Dit kan nuttig zijn omdat het ons in staat stelt om te voorspellen waar een markt in de toekomst zal zijn, na gespecificeerde wijzigingen. We noemen in het laatste deel van deze eenheid een techniek genaamd ‘vergelijkende statica’ en ‘partiële evenwichtsanalyse’. Zonder evenwicht heeft het praktisch geen zin om neoklassieke analyse te gebruiken. Daarom construeren neoklassieke economen die geïnteresseerd zijn in Markten onder onevenwichtige omstandigheden hun model om een uiteindelijke evenwichtspositie op lange termijn op te nemen waar de markt naartoe beweegt, ook al komt die nooit echt aan!

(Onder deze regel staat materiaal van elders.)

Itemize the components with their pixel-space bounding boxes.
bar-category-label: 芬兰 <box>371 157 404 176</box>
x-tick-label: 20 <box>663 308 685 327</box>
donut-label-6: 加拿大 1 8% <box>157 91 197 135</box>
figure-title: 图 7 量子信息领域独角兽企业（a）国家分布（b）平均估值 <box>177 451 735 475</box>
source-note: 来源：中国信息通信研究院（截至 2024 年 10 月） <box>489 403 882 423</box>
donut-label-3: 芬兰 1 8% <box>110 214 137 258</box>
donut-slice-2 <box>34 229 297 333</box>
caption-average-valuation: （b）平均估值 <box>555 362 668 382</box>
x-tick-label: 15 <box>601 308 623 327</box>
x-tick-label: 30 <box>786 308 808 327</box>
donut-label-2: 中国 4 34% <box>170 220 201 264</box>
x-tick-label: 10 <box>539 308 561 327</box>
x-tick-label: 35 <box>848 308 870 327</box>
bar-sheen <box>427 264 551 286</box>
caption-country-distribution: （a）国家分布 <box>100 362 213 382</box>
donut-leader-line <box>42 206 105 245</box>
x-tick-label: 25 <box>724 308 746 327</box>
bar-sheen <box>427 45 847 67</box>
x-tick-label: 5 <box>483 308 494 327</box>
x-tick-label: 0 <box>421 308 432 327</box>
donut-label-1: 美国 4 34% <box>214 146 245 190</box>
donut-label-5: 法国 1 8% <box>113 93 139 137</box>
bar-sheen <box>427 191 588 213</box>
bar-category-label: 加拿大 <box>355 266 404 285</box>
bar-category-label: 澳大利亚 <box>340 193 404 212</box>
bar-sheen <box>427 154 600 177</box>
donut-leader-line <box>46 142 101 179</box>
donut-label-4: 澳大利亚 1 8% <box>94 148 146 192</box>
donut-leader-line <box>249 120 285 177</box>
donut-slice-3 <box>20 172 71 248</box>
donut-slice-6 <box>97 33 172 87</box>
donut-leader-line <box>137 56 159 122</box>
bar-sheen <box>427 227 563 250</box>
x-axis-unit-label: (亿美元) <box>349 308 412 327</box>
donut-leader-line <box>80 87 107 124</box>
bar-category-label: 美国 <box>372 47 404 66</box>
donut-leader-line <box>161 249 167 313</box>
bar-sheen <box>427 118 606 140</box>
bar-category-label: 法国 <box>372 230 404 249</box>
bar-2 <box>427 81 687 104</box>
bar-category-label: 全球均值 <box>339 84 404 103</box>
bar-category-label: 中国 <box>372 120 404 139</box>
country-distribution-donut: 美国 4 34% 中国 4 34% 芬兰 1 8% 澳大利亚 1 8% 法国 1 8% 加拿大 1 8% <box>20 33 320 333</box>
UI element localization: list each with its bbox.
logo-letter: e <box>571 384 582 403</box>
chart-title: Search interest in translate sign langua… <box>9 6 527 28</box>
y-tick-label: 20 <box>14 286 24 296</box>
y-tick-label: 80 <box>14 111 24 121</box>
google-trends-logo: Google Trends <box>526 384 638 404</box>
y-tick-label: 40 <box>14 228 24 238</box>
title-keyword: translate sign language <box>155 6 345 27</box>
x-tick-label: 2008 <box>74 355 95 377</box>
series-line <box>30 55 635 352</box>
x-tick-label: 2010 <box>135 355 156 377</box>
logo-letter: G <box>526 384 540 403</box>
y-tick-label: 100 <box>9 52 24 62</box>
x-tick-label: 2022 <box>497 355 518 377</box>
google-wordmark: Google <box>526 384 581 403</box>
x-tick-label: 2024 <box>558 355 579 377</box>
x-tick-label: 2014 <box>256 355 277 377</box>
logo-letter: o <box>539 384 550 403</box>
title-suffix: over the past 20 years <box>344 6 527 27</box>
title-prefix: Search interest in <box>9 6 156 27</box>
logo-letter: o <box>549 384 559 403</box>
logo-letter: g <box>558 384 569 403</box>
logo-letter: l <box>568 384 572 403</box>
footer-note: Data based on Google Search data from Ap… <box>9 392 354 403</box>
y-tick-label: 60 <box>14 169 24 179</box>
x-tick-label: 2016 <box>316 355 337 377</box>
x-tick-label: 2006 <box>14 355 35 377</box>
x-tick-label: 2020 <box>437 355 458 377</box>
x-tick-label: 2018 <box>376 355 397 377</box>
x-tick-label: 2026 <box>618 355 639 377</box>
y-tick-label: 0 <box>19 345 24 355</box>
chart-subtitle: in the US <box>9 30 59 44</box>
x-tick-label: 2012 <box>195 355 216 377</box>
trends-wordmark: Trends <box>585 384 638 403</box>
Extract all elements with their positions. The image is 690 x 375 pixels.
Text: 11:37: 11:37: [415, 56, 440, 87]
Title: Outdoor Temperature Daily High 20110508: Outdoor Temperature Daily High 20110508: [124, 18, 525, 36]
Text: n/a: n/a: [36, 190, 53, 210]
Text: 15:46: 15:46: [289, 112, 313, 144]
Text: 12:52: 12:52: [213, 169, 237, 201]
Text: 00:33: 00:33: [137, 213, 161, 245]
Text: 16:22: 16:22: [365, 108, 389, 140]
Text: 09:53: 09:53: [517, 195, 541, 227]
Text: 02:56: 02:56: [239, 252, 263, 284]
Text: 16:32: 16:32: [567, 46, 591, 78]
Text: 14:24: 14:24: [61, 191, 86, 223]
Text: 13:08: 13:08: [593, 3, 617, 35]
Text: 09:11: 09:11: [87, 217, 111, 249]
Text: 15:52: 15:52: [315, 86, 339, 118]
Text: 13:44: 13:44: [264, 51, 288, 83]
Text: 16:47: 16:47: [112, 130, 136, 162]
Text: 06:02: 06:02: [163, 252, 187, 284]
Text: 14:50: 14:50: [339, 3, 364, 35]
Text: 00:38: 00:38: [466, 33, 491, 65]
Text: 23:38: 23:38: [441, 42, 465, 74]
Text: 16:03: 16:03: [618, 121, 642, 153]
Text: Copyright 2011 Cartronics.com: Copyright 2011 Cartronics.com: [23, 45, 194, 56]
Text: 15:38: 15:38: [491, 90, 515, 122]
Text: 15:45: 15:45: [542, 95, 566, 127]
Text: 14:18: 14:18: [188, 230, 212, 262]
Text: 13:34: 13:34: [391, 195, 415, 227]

veel deelnemers, Vrijheid van entry en exit
deze veronderstellingen zorgen ervoor dat een markt vrij concurrerend is. Als een paar kopers of verkoper domineren, betekent dit dat het resultaat evenwicht kan zijn, maar het kan niet de beste, Of optimale, uitkomst voor de economie als geheel. Het is een inefficiënt evenwicht.
vergelijkbaar met de Vrijheid van in-en uitreis. Wil een markt echt concurrerend zijn, dan moet er ruimte zijn voor nieuwe kopers en verkopers om een markt te betreden, en voor oude deelnemers om te vertrekken en andere markten te vinden. Dit geldt natuurlijk voor de markten voor hulpbronnen zoals arbeid en voor goederen en diensten. Als de lonen van loodgieters hoog zijn in vergelijking met de lonen van wateringenieurs, zullen deze laatsten hun baan verlaten en op zoek gaan naar banen als loodgieters. We hebben het in dit verband over “mobiliteit van hulpbronnen”.
onafhankelijkheid van vraag en aanbod
De laatste aanname kan worden versoepeld, maar is zelden zo. We gaan ervan uit dat kopers vrij verschillend zijn van verkopers, zodat de handeling van het kopen niet van invloed is op de verkoop, en de verkoop heeft geen invloed op het kopen, behalve via het mechanisme van de markt.
het moment waarop het wordt versoepeld is in de analyse van landbouwbedrijven die gedeeltelijk zelfvoorzienend zijn. In dit geval is de boerderij verantwoordelijk voor de levering van het huishouden en de markt, dus het huishouden is zowel een koper (van zijn boerderij en van de markt) en een verkoper.